Als nach langer Pause im November 1945 die Schulen wieder geöffnet wurden, ging ich mit großer Lust zur Kaiserin-Augusta-Schule. Im Privatunterricht war ich soweit vorbereitet, daß ich eine Klasse überspringen durfte. Nur in Mathematik hatte ich nichts dazu gelernt, im Gegenteil, das Gelernte noch vergessen. Aber ich füllte diese Lücken bald aus. Meine unvergeßliche Mathematiklehrerin Frl. Reuss wiederholte mit uns in klaren Zügen die ganze Mathematik, die wir schon einmal kennengelernt hatten. Seit der Zeit liebe ich dieses Fach, das in seiner Genauigkeit zu klarem und folgerichtigem Denken erzieht. Auch andere Schulfächer lernte ich im Laufe der Jahre lieben. Mit größtem Interesse folgte ich vor allem in der letzten Zeit dem Religionsunterricht. Hier lernte ich tiefer ergründen, was ich zu Hause als etwas Selbstverständliches hinnehmen mußte.

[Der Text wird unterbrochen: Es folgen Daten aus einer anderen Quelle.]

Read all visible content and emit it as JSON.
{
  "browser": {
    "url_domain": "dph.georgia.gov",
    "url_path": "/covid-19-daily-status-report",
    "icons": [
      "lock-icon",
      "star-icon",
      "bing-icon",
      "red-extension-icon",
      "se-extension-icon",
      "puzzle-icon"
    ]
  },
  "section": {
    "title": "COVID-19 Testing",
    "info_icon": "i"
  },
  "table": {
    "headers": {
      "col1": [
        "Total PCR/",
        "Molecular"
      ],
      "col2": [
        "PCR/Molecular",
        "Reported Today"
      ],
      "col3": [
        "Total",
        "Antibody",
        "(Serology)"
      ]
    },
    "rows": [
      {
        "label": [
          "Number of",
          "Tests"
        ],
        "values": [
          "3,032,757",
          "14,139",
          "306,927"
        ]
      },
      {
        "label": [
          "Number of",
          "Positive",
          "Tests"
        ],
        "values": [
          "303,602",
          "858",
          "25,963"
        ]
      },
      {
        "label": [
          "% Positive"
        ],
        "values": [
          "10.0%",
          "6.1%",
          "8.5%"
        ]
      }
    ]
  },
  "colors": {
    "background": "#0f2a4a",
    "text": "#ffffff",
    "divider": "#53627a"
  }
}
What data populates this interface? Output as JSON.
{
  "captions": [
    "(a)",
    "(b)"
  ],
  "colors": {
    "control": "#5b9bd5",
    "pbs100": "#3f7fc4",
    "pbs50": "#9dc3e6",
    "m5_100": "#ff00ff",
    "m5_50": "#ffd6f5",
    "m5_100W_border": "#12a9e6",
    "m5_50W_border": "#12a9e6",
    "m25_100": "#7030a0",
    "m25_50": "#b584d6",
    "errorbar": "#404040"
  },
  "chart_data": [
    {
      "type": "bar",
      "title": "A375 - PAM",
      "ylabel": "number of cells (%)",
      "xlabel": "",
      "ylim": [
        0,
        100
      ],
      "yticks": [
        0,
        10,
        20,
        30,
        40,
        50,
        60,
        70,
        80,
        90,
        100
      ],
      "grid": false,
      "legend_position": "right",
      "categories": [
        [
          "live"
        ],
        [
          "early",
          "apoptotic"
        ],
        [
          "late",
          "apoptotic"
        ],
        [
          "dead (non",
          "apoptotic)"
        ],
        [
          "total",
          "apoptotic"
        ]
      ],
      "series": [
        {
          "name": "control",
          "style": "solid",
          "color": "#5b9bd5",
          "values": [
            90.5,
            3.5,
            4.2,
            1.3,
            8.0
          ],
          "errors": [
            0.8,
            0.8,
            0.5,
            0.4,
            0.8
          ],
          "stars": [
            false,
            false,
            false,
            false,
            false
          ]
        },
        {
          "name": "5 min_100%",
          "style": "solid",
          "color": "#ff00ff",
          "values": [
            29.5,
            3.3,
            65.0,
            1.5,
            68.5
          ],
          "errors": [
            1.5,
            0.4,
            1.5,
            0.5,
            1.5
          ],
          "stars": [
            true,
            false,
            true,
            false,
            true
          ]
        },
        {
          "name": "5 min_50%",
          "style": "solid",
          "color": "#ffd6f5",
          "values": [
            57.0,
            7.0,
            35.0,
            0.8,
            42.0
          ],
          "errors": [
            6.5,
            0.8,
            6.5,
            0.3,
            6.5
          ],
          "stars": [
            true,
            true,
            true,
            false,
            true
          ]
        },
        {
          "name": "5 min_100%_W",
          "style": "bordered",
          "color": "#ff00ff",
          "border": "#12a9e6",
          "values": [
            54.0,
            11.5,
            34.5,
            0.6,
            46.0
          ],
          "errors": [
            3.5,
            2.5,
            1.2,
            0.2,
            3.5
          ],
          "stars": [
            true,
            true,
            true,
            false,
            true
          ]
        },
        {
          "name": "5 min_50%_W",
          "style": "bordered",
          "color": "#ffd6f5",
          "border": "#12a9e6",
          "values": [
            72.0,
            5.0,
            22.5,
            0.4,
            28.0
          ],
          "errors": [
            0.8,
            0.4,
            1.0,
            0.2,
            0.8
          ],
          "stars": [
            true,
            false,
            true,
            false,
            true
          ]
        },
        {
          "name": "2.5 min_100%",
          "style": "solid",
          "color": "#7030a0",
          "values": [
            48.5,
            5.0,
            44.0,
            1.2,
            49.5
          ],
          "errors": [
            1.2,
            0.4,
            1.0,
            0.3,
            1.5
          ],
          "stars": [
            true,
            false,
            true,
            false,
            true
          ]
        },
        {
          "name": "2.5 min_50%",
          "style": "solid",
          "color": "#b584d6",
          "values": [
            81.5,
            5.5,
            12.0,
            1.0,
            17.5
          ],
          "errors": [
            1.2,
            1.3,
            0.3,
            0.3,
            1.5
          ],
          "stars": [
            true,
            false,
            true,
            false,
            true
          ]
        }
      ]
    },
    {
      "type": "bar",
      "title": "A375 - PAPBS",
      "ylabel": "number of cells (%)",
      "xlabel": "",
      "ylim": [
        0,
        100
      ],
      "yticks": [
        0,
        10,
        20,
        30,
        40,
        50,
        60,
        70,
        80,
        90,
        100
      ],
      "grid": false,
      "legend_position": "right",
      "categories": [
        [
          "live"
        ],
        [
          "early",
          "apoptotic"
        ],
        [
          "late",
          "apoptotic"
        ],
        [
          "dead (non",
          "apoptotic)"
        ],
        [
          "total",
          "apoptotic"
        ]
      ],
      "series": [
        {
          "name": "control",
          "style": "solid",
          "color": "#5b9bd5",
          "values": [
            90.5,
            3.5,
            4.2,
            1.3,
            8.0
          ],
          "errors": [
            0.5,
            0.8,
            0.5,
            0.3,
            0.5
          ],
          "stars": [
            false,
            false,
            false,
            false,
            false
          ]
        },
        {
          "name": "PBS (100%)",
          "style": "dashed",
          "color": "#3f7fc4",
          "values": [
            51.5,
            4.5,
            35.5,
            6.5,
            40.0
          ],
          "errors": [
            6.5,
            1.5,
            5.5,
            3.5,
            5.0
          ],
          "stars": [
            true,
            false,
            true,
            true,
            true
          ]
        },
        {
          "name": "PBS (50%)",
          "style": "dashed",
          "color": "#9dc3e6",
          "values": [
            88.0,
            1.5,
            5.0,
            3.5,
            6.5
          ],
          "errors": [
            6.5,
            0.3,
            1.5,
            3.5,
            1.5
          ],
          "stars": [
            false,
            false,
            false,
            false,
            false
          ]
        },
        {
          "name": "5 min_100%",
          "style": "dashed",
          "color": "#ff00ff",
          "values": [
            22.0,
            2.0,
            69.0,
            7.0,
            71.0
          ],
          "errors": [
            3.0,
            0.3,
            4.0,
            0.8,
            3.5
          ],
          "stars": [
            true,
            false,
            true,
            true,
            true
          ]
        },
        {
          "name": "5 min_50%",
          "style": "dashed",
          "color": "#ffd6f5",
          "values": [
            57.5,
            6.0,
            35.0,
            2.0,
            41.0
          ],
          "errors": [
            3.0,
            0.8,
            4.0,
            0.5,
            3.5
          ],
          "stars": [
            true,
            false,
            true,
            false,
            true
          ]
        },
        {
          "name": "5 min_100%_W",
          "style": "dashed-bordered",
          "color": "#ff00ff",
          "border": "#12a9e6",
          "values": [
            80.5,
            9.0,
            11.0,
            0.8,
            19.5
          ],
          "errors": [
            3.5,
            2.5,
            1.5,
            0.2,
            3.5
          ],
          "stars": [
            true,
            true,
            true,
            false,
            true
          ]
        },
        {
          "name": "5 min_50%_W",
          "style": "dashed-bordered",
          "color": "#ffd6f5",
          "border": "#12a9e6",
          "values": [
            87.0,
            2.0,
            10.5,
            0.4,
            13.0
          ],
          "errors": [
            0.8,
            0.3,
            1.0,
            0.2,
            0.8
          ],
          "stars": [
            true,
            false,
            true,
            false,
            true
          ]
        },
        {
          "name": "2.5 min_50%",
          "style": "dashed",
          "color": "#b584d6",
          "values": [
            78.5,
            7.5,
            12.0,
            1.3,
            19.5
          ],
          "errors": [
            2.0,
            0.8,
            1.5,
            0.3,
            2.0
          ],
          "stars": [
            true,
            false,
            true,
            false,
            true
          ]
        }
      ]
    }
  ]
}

Auch die naturwissenschaftlichen Fächer sagten mir sehr zu.

Den Höhepunkt meiner Schulzeit bildete die Studienfahrt zum Bodensee. Ich lernte die Schönheit der Kunstwerke vergangener Zeiten schätzen und lieben. Am Bodensee erkannte ich, was die Natur dem Menschen geben kann. Diese acht Tage der Studienfahrt gaben mir neue Kraft, weiterzulernen.